症例

2015年10月24日(土)

不安感 [心療内科]

【主訴】不安感(漠たる不安感によりじっと出来ない)

(その他の症状)不眠、精神不安定(特に怒)、頚肩の凝り、逆上せ、目眩、頭頂部の重さ、耳鳴、腰から下の冷え等

【初診】平成26年7月上旬

【現病歴】
・結婚後の30代の時、家庭内で強烈なストレスが起こり過呼吸や声が1ヶ月出なくなったりした。ここから不眠になる。
(眠剤と精神安定剤服用継続中)また多忙時にギックリ腰によくなる。
・50代で閉経するとホットフラッシュ、頚肩凝り、腰部鈍痛が発症。
・約1年前〜精神的ストレスや心配から解かれた後から漠たる不安感が発症し現在に至る。

[増悪因子]ストレス時や焦った時、特に春先、雨天前。
[緩解因子]薬・カイロプラクティック・鍼灸など、何やかや治療してると安心する。

【その他】
・出産4回
・外食多く早食い、間食多い。
・お孫さんの世話など日々多忙。

【各種弁証】
八網弁証:裏(表証所見なし)、虚(腎虚、心血不足)、実(肝鬱気滞)
臓腑経絡弁証:腎虚(腰痛、耳鳴、尿モレ、口渇、手足ほてり、照海、天井の反応)
心血虚(不眠、多夢、不安感、心兪、神門〜霊道の反応、舌色褪せ)
肝鬱気滞:ため息、情緒不安定(易怒)、何かしてないと落ち着かない、肝之相火、右肝兪等の反応)
正邪弁証:正気虚(入浴後疲労感あり、排便後少気あり)<邪気実(脈力、脈幅あり、老舌、声有力)*心血虚は見られるものの、脈状が有力等により、その程度は軽いと考えるが慎重に判断する。

【弁証】
肝気上逆・腎虚証>心血虚

【病因病理】
30代からの七情不和(心配事)や多忙さから、常に肝気が欝血(気の流れが滞る事)し易い状態にあった上、4度の出産と年齢を重ねた事で、腎精が不足し更に肝気が上逆した状態になったと考えます。

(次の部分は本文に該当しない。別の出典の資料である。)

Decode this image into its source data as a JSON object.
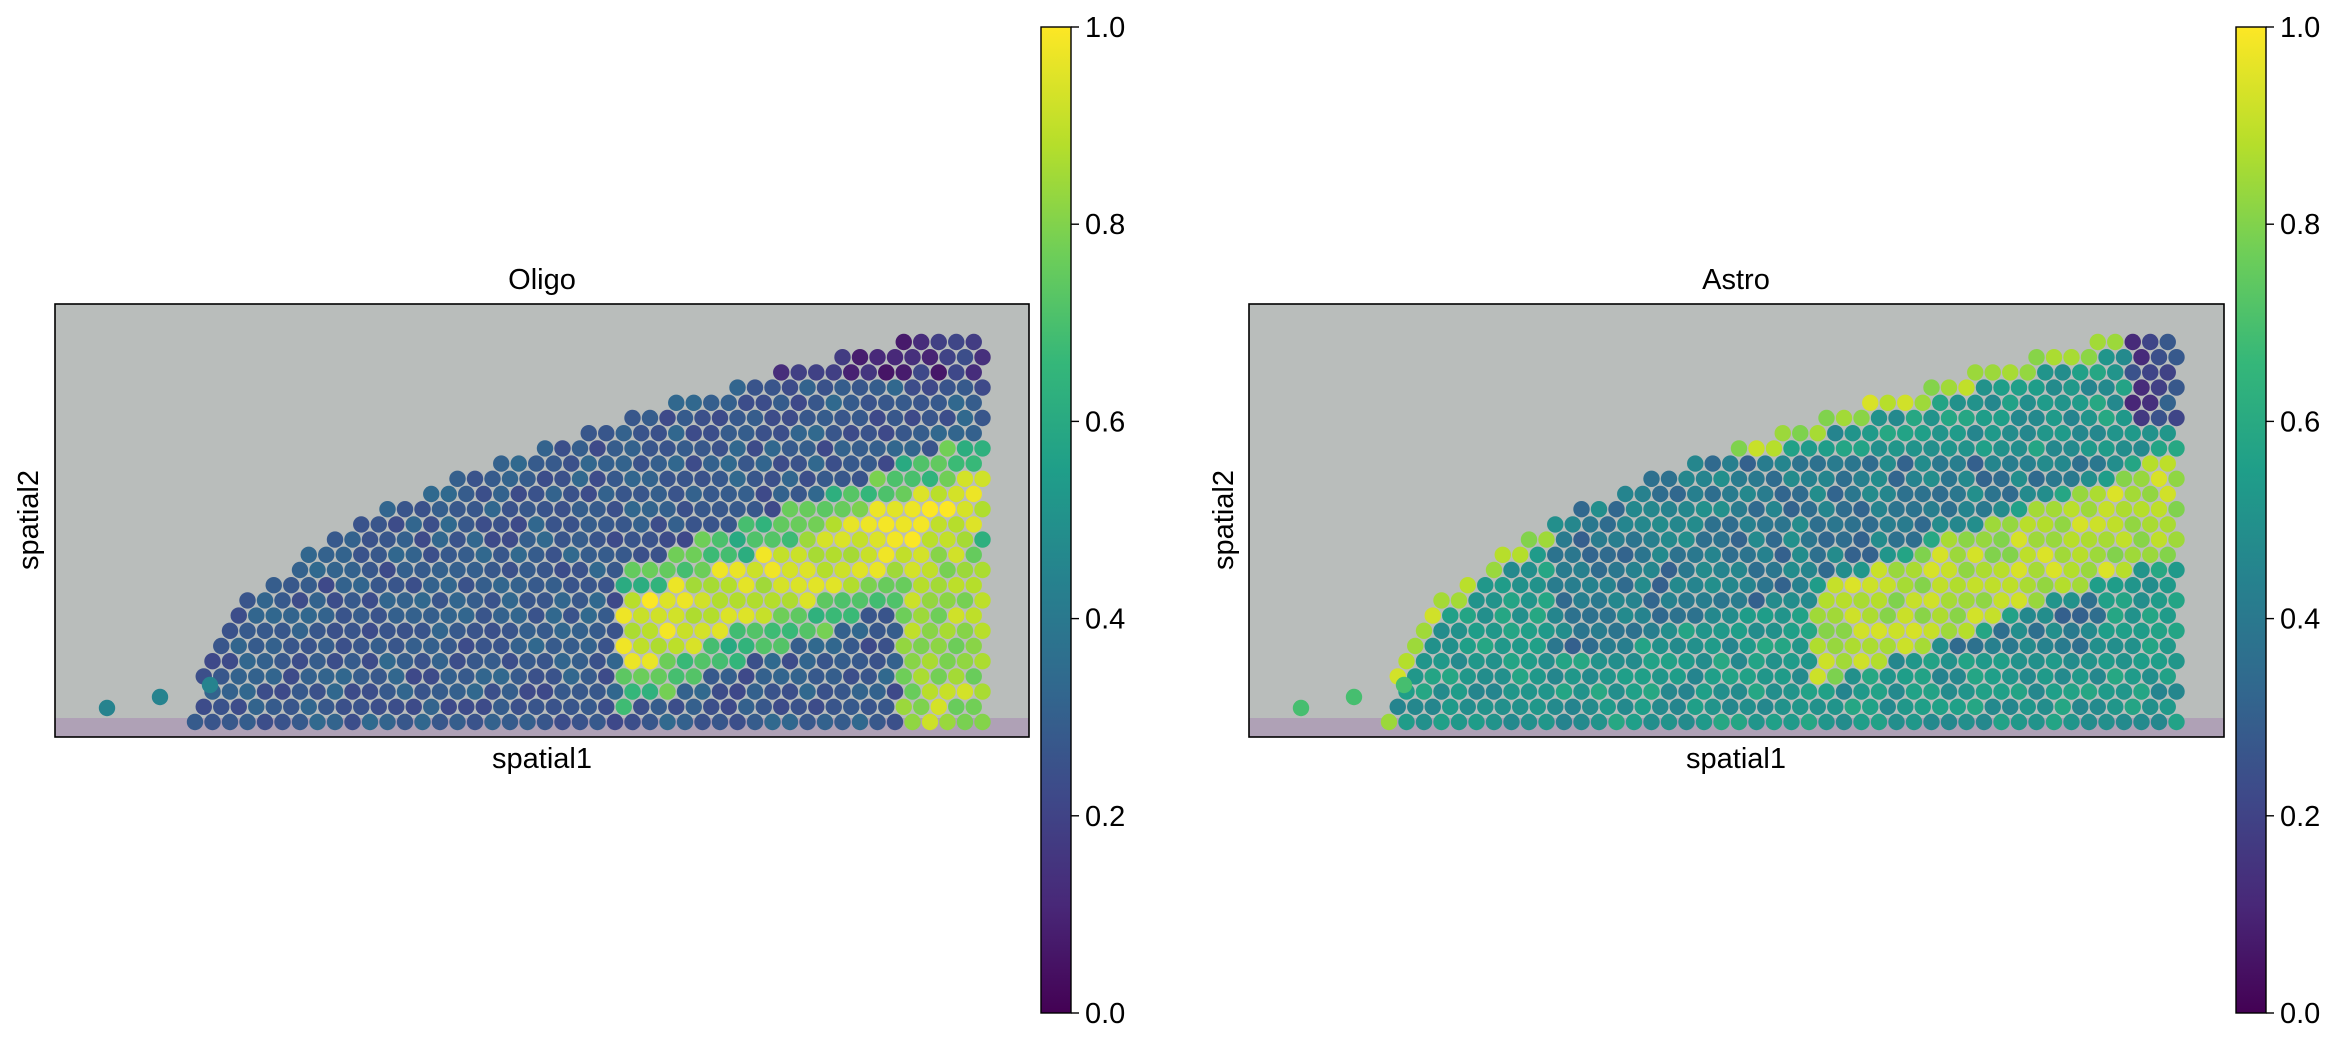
{
  "chart_data": [
    {
      "type": "heatmap",
      "title": "Oligo",
      "xlabel": "spatial1",
      "ylabel": "spatial2",
      "colormap": "viridis",
      "colorbar": {
        "min": 0.0,
        "max": 1.0,
        "ticks": [
          "0.0",
          "0.2",
          "0.4",
          "0.6",
          "0.8",
          "1.0"
        ]
      },
      "x": [],
      "y": [],
      "grid": false,
      "background": "tissue-image",
      "pattern": "low values (0.1–0.3) in the upper tissue region; high values (0.8–1.0) along a diagonal band in the lower-right and along the right edge"
    },
    {
      "type": "heatmap",
      "title": "Astro",
      "xlabel": "spatial1",
      "ylabel": "spatial2",
      "colormap": "viridis",
      "colorbar": {
        "min": 0.0,
        "max": 1.0,
        "ticks": [
          "0.0",
          "0.2",
          "0.4",
          "0.6",
          "0.8",
          "1.0"
        ]
      },
      "x": [],
      "y": [],
      "grid": false,
      "background": "tissue-image",
      "pattern": "high values (0.8–1.0) along the curved upper tissue boundary and in the lower-right band; moderate values (0.4–0.6) in the interior; a few low spots near the top-right"
    }
  ],
  "colors": {
    "axes_frame": "#000000",
    "tissue_bg": "#b9bdbb",
    "tissue_edge": "#a46bb0",
    "viridis": [
      "#440154",
      "#482878",
      "#3e4989",
      "#31688e",
      "#26828e",
      "#1f9e89",
      "#35b779",
      "#6ece58",
      "#b5de2b",
      "#fde725"
    ]
  }
}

腎精と陰血は互いに転化し合っていますので、腎精が不足すれば、血に変換する能力も減少します。また、長年の睡眠不足が重なり、陰血不足から不安感や多夢、驚きやすい等の心神不寧という状態に至ったと思われます。

「脾を補うには腎を補うにしかず。腎を補うに脾を補うにしかず」と言われているように、脾の臓である胃腸が腎の弱りをバックアップしてくれますが、

この患者さんは肝気の上逆を下げるために、過食に走り脾の臓に常に負担をかけています。すると、湿痰という病邪が中焦(胃腸)に停滞し眩暈等が発症しやすくなります。この患者さんの眩暈は、頭を動かしたり、体位を変えたときに起こりますので、湿痰の邪が肝気上逆とともに耳中に持ち上げられ停滞した事が原因だと推測しました。


【治療方針】
上記の正邪弁証を考え、下焦である腎を補い肝気を下げる治療方法をとる。(当初週3回来院)

1診目→照海整え灸31壮の後、百会20分(8番鍼)
2診目→照海灸16壮の後、百会20分(同上)
3診目→照海整え灸31壮の後、百会30分(同上)
4診目→後渓30分
5診目→後渓30分
6診目〜15診目まで 照海。
17診目〜申脈、滑肉門、承満、不容、梁門、太衝など適宜一穴を置鍼。(眩暈の時は主に腹部を取穴)


【考察】
当初、この患者さんは問診の時点で話しが止まらず、爆弾トーク状態でした。また、常に新しい健康法を見つけては、試していいですかと聞かれたり、友人等の発言にも翻弄されておられました。不安であるほどこの様な状態は激しくなっていました。

この様な患者さんが、今ではすっかり落ち着き不安感は解消され、安定剤や眠剤も15診目には廃薬されました。周囲の友人から変わったねと言われるほど落ち着かれパニック等も全くおこらなくなりました。

現在も治療継続中で2週間に1度ほどのペースで来て下さっています。

鍼の効果はどれほど長く患っていても、必ず緩和されていきます。大きくバランスを崩す前に日頃から常にバランスを取とっておくことが如何に大切な事か、また、それが大病を防ぐことになると感じます。